By M. Scott Morris/NEMS Daily Journal
TUPELO – Shades of gray with a few streaks of color earned Larkin Hudson a trip to New York City.
A rising senior at Tupelo High School, Hudson, 17, found a pack of gray-scale markers at an art supply store and decided to play around with them.
“You can get different shadings and stuff. That’s the only time I’d ever used them, I think,” he said. “I worked on it for a long time, a couple of months, but I didn’t work on it every day.”
It was a tedious process, as Hudson worked line-by-line to render a self portrait that he eventually named “Rasta Dreams.”
“You definitely get lost in it when you’re working on a piece for so long,” he said. “It’s work, for sure, but it’s rewarding. It’s really meditative. You think you’ve been working for five minutes and you look up and it’s been five hours.”
Sometimes, he creates with a musical soundtrack in the background, “but silence is good, too,” Hudson said.
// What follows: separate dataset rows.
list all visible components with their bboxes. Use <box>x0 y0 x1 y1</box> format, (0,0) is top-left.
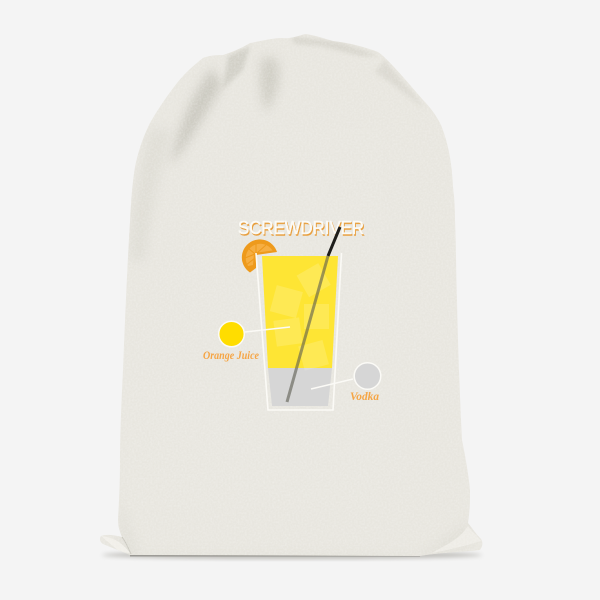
callout: vodka: Vodka <box>350 391 379 403</box>
bag shadow <box>102 551 482 559</box>
fabric texture <box>126 40 386 554</box>
orange juice layer <box>262 256 338 368</box>
cotton sack <box>90 25 490 565</box>
callout: vodka <box>311 363 381 403</box>
sack shading and folds <box>102 36 416 554</box>
cocktail design <box>203 217 381 410</box>
straw <box>287 227 340 402</box>
ice cubes <box>270 263 331 371</box>
vodka layer <box>268 368 332 406</box>
glass outline <box>256 253 342 410</box>
icon: orange slice <box>242 239 277 272</box>
title: SCREWDRIVER <box>239 218 365 240</box>
callout: orange juice <box>203 321 290 362</box>
glass <box>256 253 342 410</box>
title: SCREWDRIVER <box>238 217 364 238</box>
callout: orange juice: Orange Juice <box>203 350 259 362</box>
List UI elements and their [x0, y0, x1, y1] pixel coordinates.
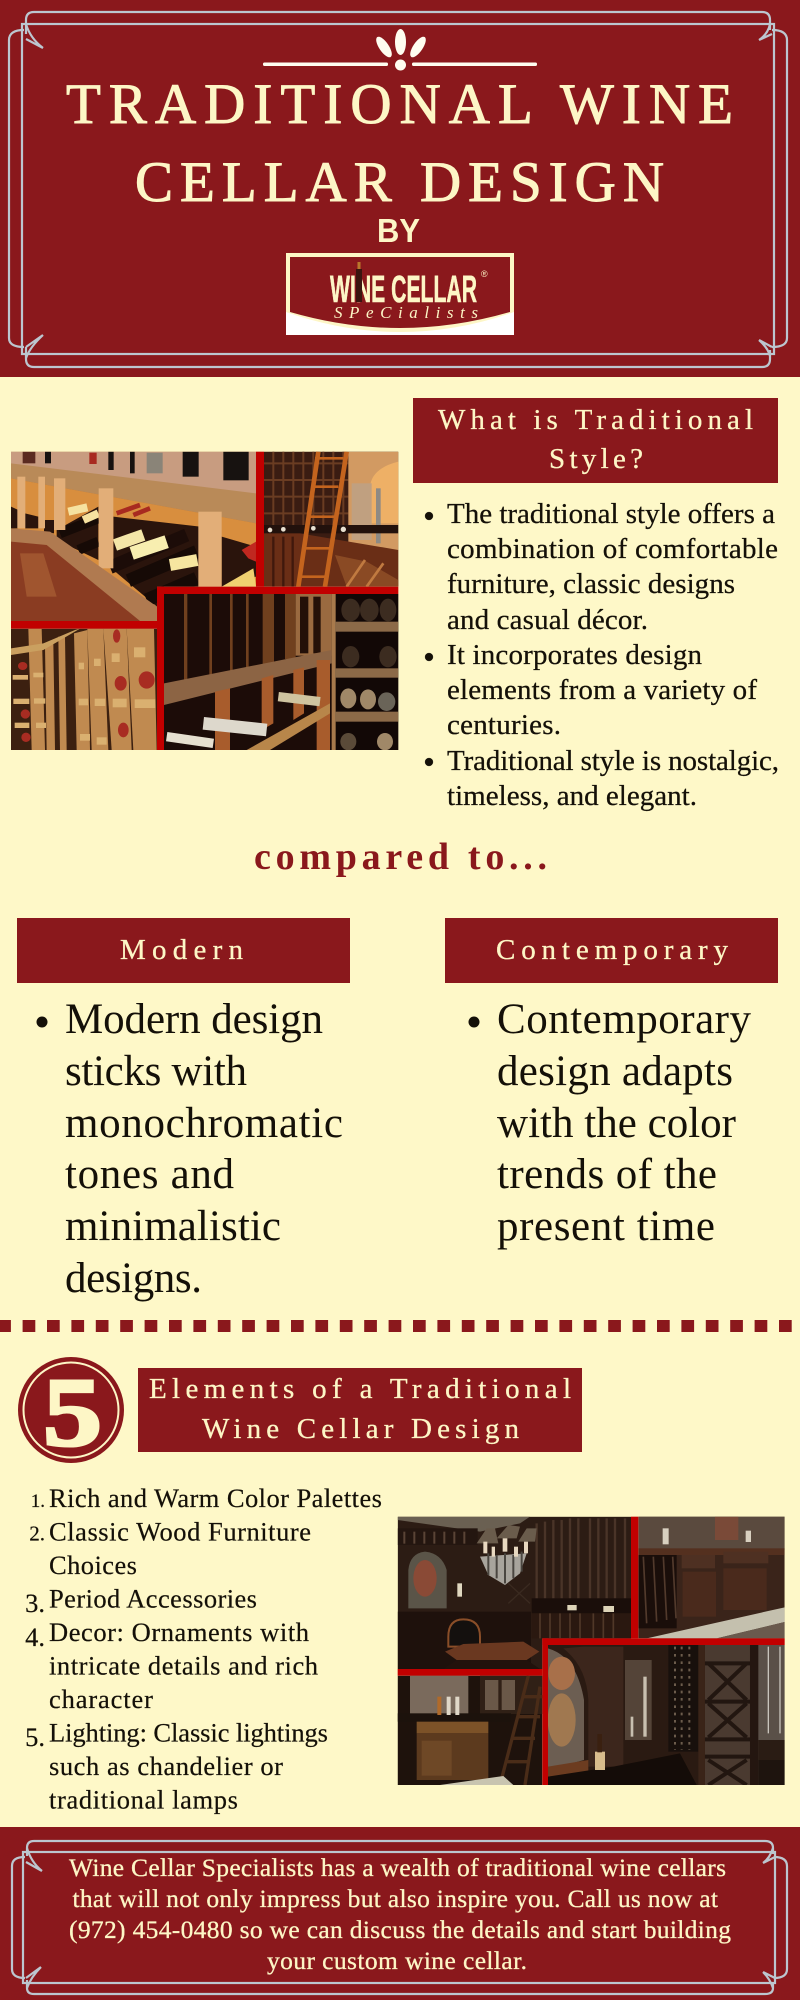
numbered list: five elements: intricate details and rich — [49, 1650, 318, 1680]
title: TRADITIONAL WINE — [66, 73, 733, 136]
logo: SPeCialists — [334, 303, 478, 322]
footer text: that will not only impress but also inspire you. Call us now at — [72, 1884, 718, 1913]
modern heading — [17, 918, 350, 983]
numbered list: five elements: traditional lamps — [49, 1784, 238, 1814]
heading: what is traditional style: What is Traditional — [438, 404, 753, 436]
panel: mural and lattice — [548, 1645, 785, 1785]
panel: ladder — [264, 452, 398, 587]
numbered list: five elements: character — [49, 1684, 153, 1714]
contemporary heading — [445, 918, 778, 983]
contemporary heading: Contemporary — [496, 934, 728, 966]
modern text: designs. — [65, 1255, 202, 1302]
footer text — [69, 1853, 731, 1975]
modern text: minimalistic — [65, 1203, 281, 1250]
bullet list: traditional style: and casual décor. — [447, 604, 648, 636]
numbered list: five elements: 5. — [25, 1722, 45, 1752]
header ornate frame — [9, 12, 787, 367]
bullet list: traditional style: elements from a variety of — [447, 674, 757, 706]
numbered list: five elements: Choices — [49, 1550, 137, 1580]
footer text: (972) 454-0480 so we can discuss the details and start building — [69, 1915, 731, 1944]
modern text: monochromatic — [65, 1100, 343, 1147]
collage dividers — [398, 1517, 785, 1785]
panel: cabinets — [638, 1517, 785, 1638]
modern text — [36, 996, 343, 1302]
panel: tan rack with blocks — [11, 629, 157, 750]
title: CELLAR DESIGN — [135, 151, 664, 214]
panel: ladder and bar — [398, 1676, 543, 1785]
footer ornate frame — [12, 1841, 787, 1994]
modern text: tones and — [65, 1151, 234, 1198]
footer banner — [0, 1827, 800, 2000]
numbered list: five elements: Rich and Warm Color Palettes — [49, 1483, 382, 1513]
heading: what is traditional style: Style? — [549, 443, 643, 475]
heading: compared to: compared to... — [254, 836, 547, 878]
numbered list: five elements — [25, 1483, 382, 1814]
bullet list: traditional style: furniture, classic designs — [447, 568, 735, 600]
modern heading: Modern — [120, 934, 244, 966]
numbered list: five elements: Lighting: Classic lightings — [49, 1718, 328, 1748]
panel: curved rack — [11, 452, 256, 622]
contemporary text — [468, 996, 752, 1250]
numbered list: five elements: Period Accessories — [49, 1584, 257, 1614]
contemporary text: design adapts — [497, 1048, 733, 1095]
ornament — [263, 29, 537, 70]
bullet list: traditional style — [425, 498, 779, 812]
logo: WINE CELLAR — [330, 269, 477, 311]
numbered list: five elements: Classic Wood Furniture — [49, 1516, 311, 1546]
number five badge — [18, 1357, 124, 1467]
modern text: sticks with — [65, 1048, 247, 1095]
panel: chandelier room — [398, 1517, 631, 1669]
contemporary text: with the color — [497, 1100, 736, 1147]
modern text: Modern design — [65, 996, 323, 1043]
photo collage: dark wood wine cellar — [398, 1517, 785, 1785]
logo: ® — [481, 269, 488, 279]
heading: five elements: Wine Cellar Design — [202, 1413, 520, 1445]
logo — [286, 253, 514, 335]
by label: BY — [377, 212, 420, 249]
panel: modern — [17, 918, 350, 1302]
heading: five elements: Elements of a Traditional — [149, 1373, 571, 1405]
panel: contemporary — [445, 918, 778, 1250]
numbered list: five elements: 4. — [25, 1622, 45, 1652]
heading: five elements — [138, 1368, 582, 1452]
bullet list: traditional style: It incorporates design — [447, 639, 702, 671]
bullet list: traditional style: The traditional style offers a — [447, 498, 775, 530]
numbered list: five elements: 1. — [31, 1491, 45, 1512]
photo collage: light wood wine racks — [11, 452, 398, 750]
footer text: Wine Cellar Specialists has a wealth of traditional wine cellars — [69, 1853, 726, 1882]
contemporary text: trends of the — [497, 1151, 717, 1198]
bullet list: traditional style: combination of comfortable — [447, 533, 778, 565]
title — [66, 73, 733, 214]
panel: dark rack and shelves — [164, 594, 398, 750]
contemporary text: present time — [497, 1203, 715, 1250]
header banner — [0, 0, 800, 377]
number five badge: 5 — [43, 1359, 102, 1467]
numbered list: five elements: 3. — [25, 1588, 45, 1618]
numbered list: five elements: such as chandelier or — [49, 1751, 283, 1781]
heading: what is traditional style — [413, 398, 778, 483]
numbered list: five elements: 2. — [29, 1522, 45, 1546]
numbered list: five elements: Decor: Ornaments with — [49, 1617, 309, 1647]
collage dividers — [11, 452, 398, 750]
bullet list: traditional style: centuries. — [447, 709, 561, 741]
bullet list: traditional style: timeless, and elegant. — [447, 780, 697, 812]
footer text: your custom wine cellar. — [267, 1946, 527, 1975]
contemporary text: Contemporary — [497, 996, 752, 1043]
bullet list: traditional style: Traditional style is nostalgic, — [447, 745, 779, 777]
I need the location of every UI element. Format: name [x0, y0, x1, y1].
His finished piece was a regional winner of the Scholastic Art and Writing Awards, and then it won Hudson a nationwide American Visions Award.
On May 31, he and his family had seats in Carnegie Hall with other winners and their families. He officially joined the company of past winners Truman Capote (1932), Richard Avedon (1941), Andy Warhol (ca. 1945), Sylvia Plath (1947) and Robert Redford (1954).
It was the 90th anniversary of the Scholastic Art and Writing Awards, which were founded to give young artists and writers the type of recognition often reserved for athletes.
“The Empire State Building was lit gold in honor of the Scholastic Awards,” Hudson said. “We went by at night. It’s usually red, white and blue, but it was gold. That was cool.”
“Rasta Dreams” was on display at the Pratt Manhattan Gallery, so art lovers could get up-close views of his achievement.
“It was exciting to see it there with all the other art,” he said.
He also was impressed with the public art and graffiti he saw around the Big Apple.
“It’s definitely overwhelming in the city. I loved it, but it was a little too concrete,” said Hudson, adding that he gets most of his ideas for art projects when he’s outside enjoying nature.
Hudson’s road to New York and the Scholastic Art and Writing Awards began years ago, when he developed a child’s affinity for drawing that grew into a full-blown talent with encouragement from his parents and teachers.
There’s little doubt art will be part of his life as he moves forward, though the details are still in flux. He has a variety of colleges and careers to consider.
“Figuring out who I am as an artist, I’m still working it out, which is normal for a high school student,” Hudson said. “I’m just figuring out my niche in the art world.”